The Republican party is now a big tent party. I know the other side likes to say otherwise, but what is this very election cycle proving? The Democrats are now the party of identity politics. Republicans are united with some basic principles. Up until the 90's, after the success of Reagan's two terms, social conservatism was not a big part of the Republican agenda. Republicans were referred to as the 'daddy party', with the core beliefs of national security, fiscal responsibility, and judicial prudence. Democrats were the party of the nanny state. They ushered in the huge social programs paid for by the taxpayer. This was the Democrats way of winning elections. They used the strategy of keeping voters dependent and beholden to their politicians. Times are different now.
So, what are you going to do? If your top priorities are national security, fiscal responsibility and judicial prudence, you will stand with 'real' Republicans and support John McCain. Hold your nose if you have to, its doable. We are a nation at war. Will you show your support for the troops by allowing the war in Iraq to go down in defeat? Do you want the Bush tax cuts, which have kept this economy going since 9/11, to remain permanent? Do you want judges, especially on the Supreme Court, that read and use the Constitution, not whatever the political philosophy du jour happens to be? Then you support John McCain.

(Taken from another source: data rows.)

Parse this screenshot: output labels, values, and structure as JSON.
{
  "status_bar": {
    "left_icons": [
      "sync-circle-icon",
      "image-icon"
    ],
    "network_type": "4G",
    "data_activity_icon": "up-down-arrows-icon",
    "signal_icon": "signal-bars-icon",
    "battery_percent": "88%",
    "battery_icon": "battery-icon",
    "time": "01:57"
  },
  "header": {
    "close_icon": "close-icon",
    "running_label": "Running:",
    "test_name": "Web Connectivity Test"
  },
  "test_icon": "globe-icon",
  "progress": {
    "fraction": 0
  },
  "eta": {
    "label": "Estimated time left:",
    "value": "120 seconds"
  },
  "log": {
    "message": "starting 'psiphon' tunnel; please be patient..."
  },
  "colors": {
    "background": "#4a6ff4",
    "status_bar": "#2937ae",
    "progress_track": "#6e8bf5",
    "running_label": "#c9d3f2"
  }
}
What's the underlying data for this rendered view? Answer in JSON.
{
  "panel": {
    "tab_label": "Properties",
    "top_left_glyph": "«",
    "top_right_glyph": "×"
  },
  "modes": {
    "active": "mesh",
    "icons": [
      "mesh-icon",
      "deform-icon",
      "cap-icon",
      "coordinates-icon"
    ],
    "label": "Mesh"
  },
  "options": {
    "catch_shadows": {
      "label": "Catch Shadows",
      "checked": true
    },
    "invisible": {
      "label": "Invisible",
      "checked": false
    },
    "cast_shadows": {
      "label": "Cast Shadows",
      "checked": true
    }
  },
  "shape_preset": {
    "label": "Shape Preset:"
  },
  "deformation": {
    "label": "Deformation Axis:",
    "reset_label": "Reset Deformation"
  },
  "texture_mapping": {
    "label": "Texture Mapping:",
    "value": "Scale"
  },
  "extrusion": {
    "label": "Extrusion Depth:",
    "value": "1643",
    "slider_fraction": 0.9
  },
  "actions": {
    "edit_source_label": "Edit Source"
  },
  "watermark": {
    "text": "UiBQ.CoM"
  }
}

"The idea of a concession on national security by conservatives is especially troubling. After six years of blood and treasure, and with the counterinsurgency working, to consciously turn over Iraq to Hillary Clinton or Barack Obama...words fail", said Henninger.
For several decades now, social conservatives have been successful in moving their agenda forward. The Republican party has grown with them. That is what parties do. Successful parties, anyway. Republicans have used God, guns and gays for votes just as Democrats have used social programs and entitlements.
These are dangerous times for our country. The grown ups have to be in charge. I know McCain is not an ideal candidate. I have found myself swearing at him for some of his votes, too. There is no such thing as perfect in life or in mortal humans. McCain has a temper, some are saying. Really? So? Who doesn't? Who was the last mild mannered politican you can remember? Don't say Reagan. Remember his flash of anger when he demanded to be heard in a debate, saying he paid for the microphone? I hope you expect no less of a President.
McCain is putting together a strong team of advisors. He is supported by Ted Olson and Miguel Estrada as to the judges issue. He is supported by Phil Gramm and Jack Kemp as to the economics policy issues. He has the support of Rudy Giuliani.
By leaving the race today, Mitt Romney is supporting his Republican party. Romney was not the candidate of choice for any of the 'conservatives' until the field dwindled. If the social issues were the most important issues, to most Republicans, the other candidates would have risen to the top. What was wrong with Duncan Hunter? Tancredo? I don't think Thompson really wanted the job but why wasn't he successful? And, none of them were down the line perfect, either.
Are you going to do the right thing for Republicans? Our candidate can begin a strong national campaign, way ahead of the Democrats, who will likely go all the way to their convention this summer. Republicans look at the world as happy warriors. Republicans look at the glass as half full.